Sorry to defend cable or dish but the problem must lie with PBS. I killed my direct tv two years ago and get GREAT FREE HD. It comes over the airwaves and the cable companies (etc.) are downgrading the signal then bringing it back if you pay!
Anyway since I don’t have any pay service and recieve directly from antenna , it can’t be the cable company this time .
But it’s really irritating - since now it’s July of 2014!
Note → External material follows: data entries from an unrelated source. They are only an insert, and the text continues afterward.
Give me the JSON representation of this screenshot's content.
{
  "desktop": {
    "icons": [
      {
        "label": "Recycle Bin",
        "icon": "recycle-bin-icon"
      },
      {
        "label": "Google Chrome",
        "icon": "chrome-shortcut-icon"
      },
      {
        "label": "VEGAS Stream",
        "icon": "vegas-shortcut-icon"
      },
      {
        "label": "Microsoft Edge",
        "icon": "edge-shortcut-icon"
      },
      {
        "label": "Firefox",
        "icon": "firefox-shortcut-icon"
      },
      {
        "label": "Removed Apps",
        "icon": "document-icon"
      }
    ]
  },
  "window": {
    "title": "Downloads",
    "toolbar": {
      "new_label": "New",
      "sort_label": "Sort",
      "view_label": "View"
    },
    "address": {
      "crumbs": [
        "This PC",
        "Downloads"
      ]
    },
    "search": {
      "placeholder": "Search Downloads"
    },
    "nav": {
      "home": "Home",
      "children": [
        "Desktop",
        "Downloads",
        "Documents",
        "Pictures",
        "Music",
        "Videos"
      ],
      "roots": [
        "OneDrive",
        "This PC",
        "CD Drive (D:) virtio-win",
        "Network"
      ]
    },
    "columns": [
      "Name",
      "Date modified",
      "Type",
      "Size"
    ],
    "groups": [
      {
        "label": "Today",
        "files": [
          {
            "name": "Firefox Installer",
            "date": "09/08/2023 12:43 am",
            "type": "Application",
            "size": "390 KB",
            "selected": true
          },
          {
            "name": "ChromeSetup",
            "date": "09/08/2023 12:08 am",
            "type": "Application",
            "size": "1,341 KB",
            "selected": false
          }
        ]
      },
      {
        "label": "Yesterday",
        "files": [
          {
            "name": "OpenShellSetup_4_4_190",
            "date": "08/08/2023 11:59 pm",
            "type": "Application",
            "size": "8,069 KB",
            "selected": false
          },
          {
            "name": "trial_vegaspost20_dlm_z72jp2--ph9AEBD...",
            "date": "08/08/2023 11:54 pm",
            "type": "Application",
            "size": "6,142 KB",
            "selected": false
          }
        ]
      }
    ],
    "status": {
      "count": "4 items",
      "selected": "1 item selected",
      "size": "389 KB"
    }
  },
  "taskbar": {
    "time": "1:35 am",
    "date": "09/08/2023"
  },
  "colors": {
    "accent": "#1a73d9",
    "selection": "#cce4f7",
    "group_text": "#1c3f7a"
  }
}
The problem is that virtually all broadcasts originate as 16:9 HD now, and there’s only two practical ways of accommodating the 4:3 aspect ration of SD without manual pan&scan – the “correct” way is to letterbox, the other way is to clip the left and right of the image. It seems that some stations figure clipping is best, though most seem to have gone with letterboxing. They probably don’t worry about it too much since there are relatively few 4:3 sets still out there. The advantage of letterboxing is that it doesn’t lose image information and also that if you’re watching such an SD feed on an HD TV for whatever reason, you can always zoom the postage-stamped SD image and get full widescreen. But the advantage of clipping is that 4:3 TVs typically don’t have zoom functions, so a viewer who’d rather have a clipped full-screen image than letterboxing can’t do anything about it.